Changes Afoot in U.S. Sports Broadcasting

A few months ago, I wrote a column ranking the different U.S. sports channels. Looks like next summer I will have to give it another go, because the landscape is about to change dramatically.

The reason? FOX Sports has announced that they are rolling out a national sports network (called "FOX Sports 1") on August 17th. They are expected to roll out a "FOX Sports 2" at some point shortly after.

The idea, in short, is to give an ESPN a run for its money. It will be interesting to see if they can, but I doubt it, at least not for many years.

The main reason is that, from a content perspective, very little will change. FOX has lost the rights to one of their leagues and gained another. Specifically, they have lost the rights to the English Premier League to NBC. They gained the rights to the new Big East basketball conference, the so-called "Catholic 7" that has broken away from the public school members of the Big East and retained the conference name.

It's hard to say for sure, but I'd say losing the EPL is bigger than getting the Big East.
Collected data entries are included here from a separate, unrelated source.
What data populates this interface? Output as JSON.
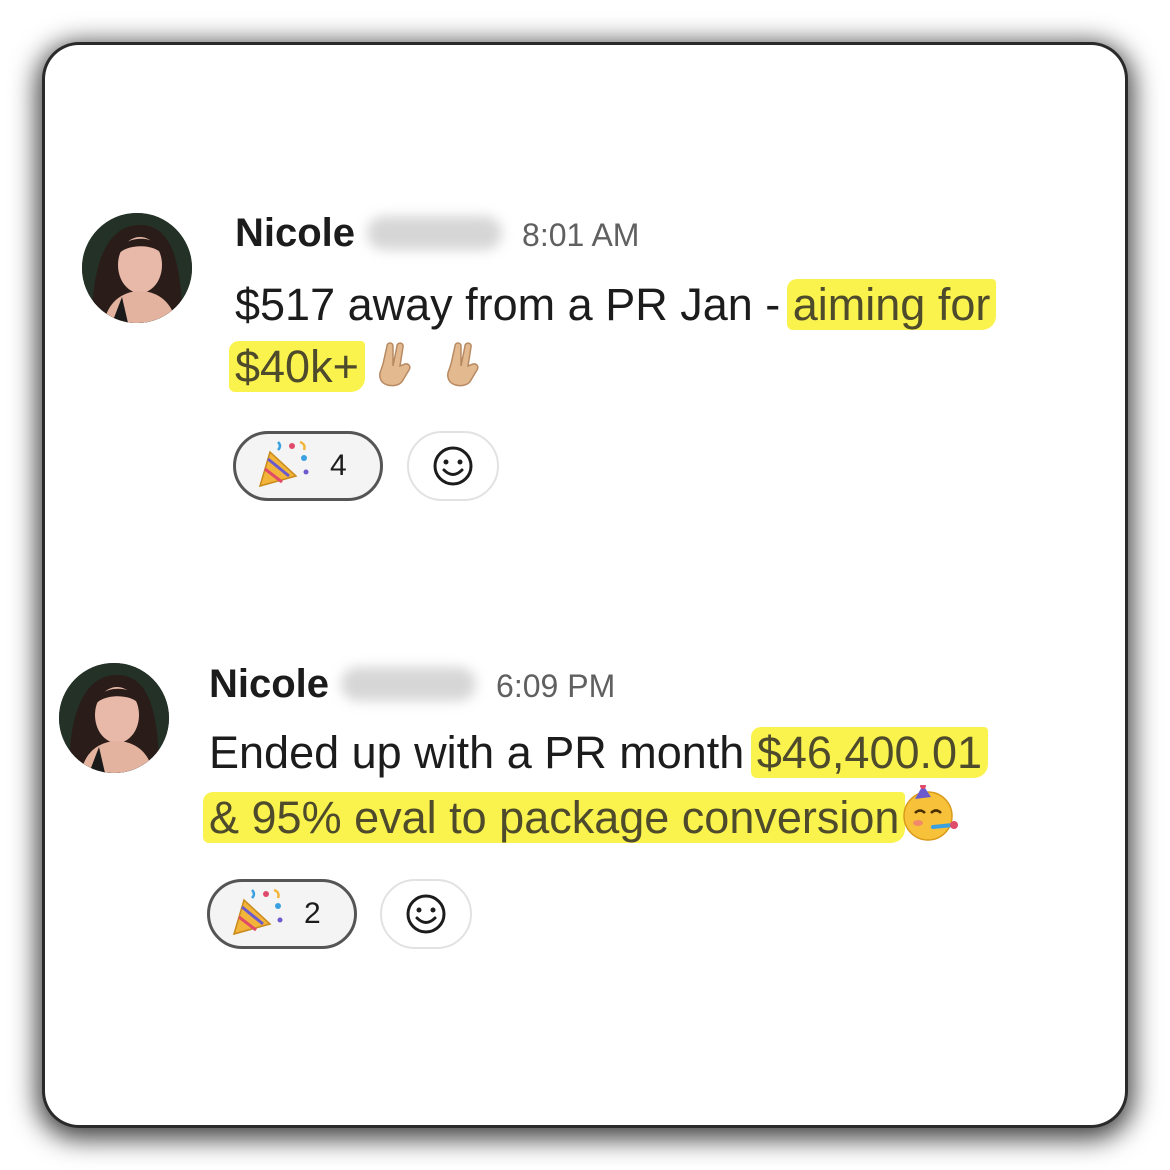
{
  "messages": [
    {
      "author": "Nicole",
      "time": "8:01 AM",
      "line1_plain": "$517 away from a PR Jan - ",
      "line1_highlight": "aiming for",
      "line2_highlight": "$40k+",
      "reaction": {
        "emoji": "party-popper-icon",
        "count": "4"
      }
    },
    {
      "author": "Nicole",
      "time": "6:09 PM",
      "line1_plain": "Ended up with a PR month ",
      "line1_highlight": "$46,400.01",
      "line2_highlight": "& 95% eval to package conversion",
      "reaction": {
        "emoji": "party-popper-icon",
        "count": "2"
      }
    }
  ],
  "colors": {
    "highlight": "#fbf34d",
    "text": "#1d1c1d",
    "timestamp": "#616061",
    "reaction_border": "#555555"
  }
}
The new Big East is a nice get, but the season only runs for four months (at least, the part that FOX will have rights to), whereas the EPL runs for nine. There's also no telling how much interest the new conference will generate. I'd say it will certainly be behind the Big Ten and the ACC, and maybe just ahead of the Big 12 and SEC.

In terms of soccer, the loss of the EPL means the only soccer FOX still have rights to are the English FA cup, the UEFA Champions League and Europa League, and most CONCACAF events. That's not bad, but it's apparently not enough to sustain a soccer network, which is why according to Ken Fang, FOX Soccer Channel will cease to be, and will be rebranded as non-sports-channel "FX2."

If true, that'll be a pity. FOX Soccer Channel is well-produced, and if they push through a lean schedule for a year, then programming couple pick up again, because FOX Sports has won the rights to FIFA events (read: the World Cup, including qualifiers, women's, juniors, etc.) after the 2014 World Cup. If there's one thing that is lacking from a soccer perspective on US TV, it's World Cup qualifiers. ESPN shows U.S. home qualifiers, Mexico qualifiers, and that's about it. There are almost no European qualifiers on US TV.

Back to FOX Sports 1, that's all that really changes. They have Major League Baseball already, and the new network will show 26 games, but those will largely be poached from the main FOX network, who will cut FOX Saturday Baseball from 24 games to 12 starting next season. So, 14 more games total. Whoopee.

Nothing changes in college football. The FOX over-the-air network will continue to have a game of the week from the Pac-12 or the Big 12, and FOX Sports 1 will take the leavings from those conferences and Conference USA, just as now.

They'll have UFC events as well, which is technically sort-of new for FOX Sports, but not really, since the main FOX Network occasionally has UFC fights, as does Fuel and FX, both of which are owned by FOX. In fact, it's expected that Fuel will rebrand as FOX Sports 2.

If you're wondering if you will get FOX Sports 1, check your cable guide for an auto racing channel called "Speed." Do you get it? Good, because that's where you'll see FOX Sports 1 starting on August 17th.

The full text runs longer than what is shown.